Tate Modern, still puzzled by the mixed reception of its current blockbuster, Century City, is spinning hard on the permanent collection and its popularity with ordinary citizens. Sometimes Tate Britain benefits from the spin-off. Stanley Spencers Double Nude Portrait: the Artist and his Second Wife now attracts numerous complaints in its new space at Tate Modern, while in more traditional spaces at Tate Britain it was largely passed by.
The success of Tate Modern has been to generate a revolution in gallery-going amongst tourists and locals alike, on account of the cathedral-like scale of the former Turbine Hall and the skilful manipulation of relatively limited gallery spaces. It is said that the building is not like a museum, and opinions vary from a generalised airport terminal likeness to a more specific comparison to Euston station off-peak. But the terminus scale is the key to all the positive and all the negative aspects. Attracting great numbers to feel at ease in the main hall, compressing them into the galleries has not worked through sheer force of numbers. Then there is the present thematic obsession in laying out the works. Some works just cannot tolerate the presence of others.

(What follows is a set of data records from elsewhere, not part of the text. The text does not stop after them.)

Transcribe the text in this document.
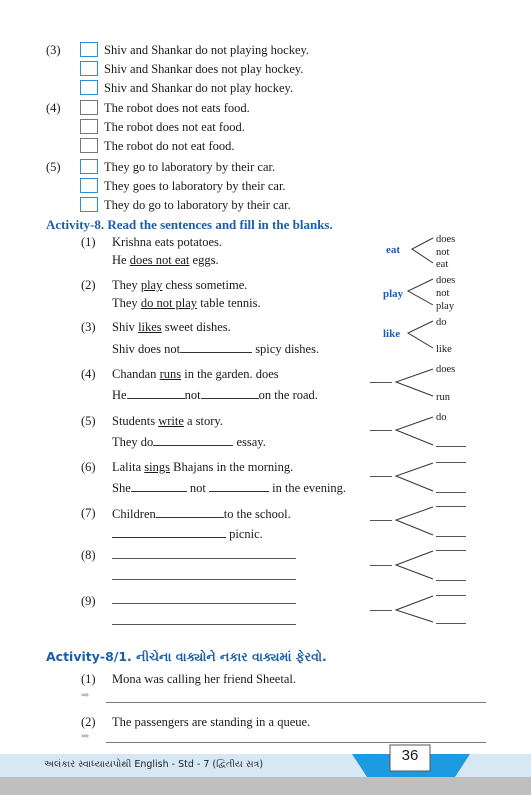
(3)	Shiv and Shankar do not playing hockey.
Shiv and Shankar does not play hockey.
Shiv and Shankar do not play hockey.
(4)	The robot does not eats food.
The robot does not eat food.
The robot do not eat food.
(5)	They go to laboratory by their car.
They goes to laboratory by their car.
They do go to laboratory by their car.
Activity-8. Read the sentences and fill in the blanks.
(1) Krishna eats potatoes.
He does not eat eggs.
eat
does
not
eat
(2) They play chess sometime.
They do not play table tennis.
play
does
not
play
(3) Shiv likes sweet dishes.
Shiv does not	spicy dishes.
like
do
like
(4) Chandan runs in the garden. does
He	not	on the road.
does
run
(5) Students write a story.
They do	essay.
do
(6) Lalita sings Bhajans in the morning.
She	not	in the evening.
(7) Children	to the school.
picnic.
(8)
(9)
Activity-8/1. નીચેના વાક્યોને નકાર વાક્યમાં ફેરવો.
(1) Mona was calling her friend Sheetal.
➡
(2) The passengers are standing in a queue.
➡
36
અલંકાર સ્વાધ્યાયપોથી English - Std - 7 (દ્વિતીય સત્ર)
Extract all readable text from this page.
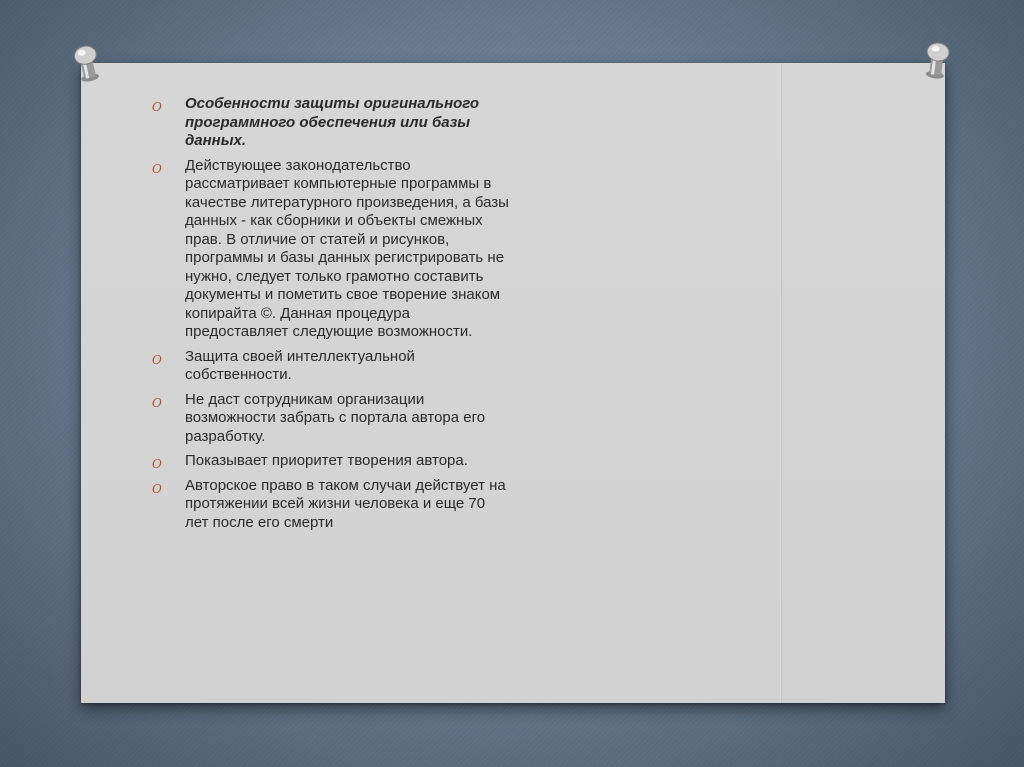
O Особенности защиты оригинального программного обеспечения или базы данных.
O Действующее законодательство рассматривает компьютерные программы в качестве литературного произведения, а базы данных - как сборники и объекты смежных прав. В отличие от статей и рисунков, программы и базы данных регистрировать не нужно, следует только грамотно составить документы и пометить свое творение знаком копирайта ©. Данная процедура предоставляет следующие возможности.
O Защита своей интеллектуальной собственности.
O Не даст сотрудникам организации возможности забрать с портала автора его разработку.
O Показывает приоритет творения автора.
O Авторское право в таком случаи действует на протяжении всей жизни человека и еще 70 лет после его смерти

But do not be depressed. In Tate Britain, to see some of the greatest international masterpieces of early 20th century art you must still return to view Ben Nicholsons late l930s White Reliefs (icons of modernism) or to experience the European fantasmagoria of Eduardo Paolozzi, who parodied technology and the electronic revolution before the artist beneficiaries in Tate Modern had even recognised the information explosion. Only at Tate Britain can the intellectual thrust of such European innovators be discovered. Well, Paolozzi did take parody too far for the straight-laced Tate Gallery with his l970s retrospective, and was never quite forgiven ever after. But given the choice of Stanley Spencer at Tate Britain this month and Century Citys confused largesse at Tate Modern the word is that the crowds are stopping off north of the Thames, where Spencer is at last being accorded the international level of esteem he was so long denied.
Skilful programming and canny promotion could still see Tate Britain succeed as a niche arts centre, and Tate Modern become too mindful of its terminal flow patterns. This will simply be emphasised by the imminent extensions in the Centenary development at Tate Britain which will at last increase gallery space by at least one-third.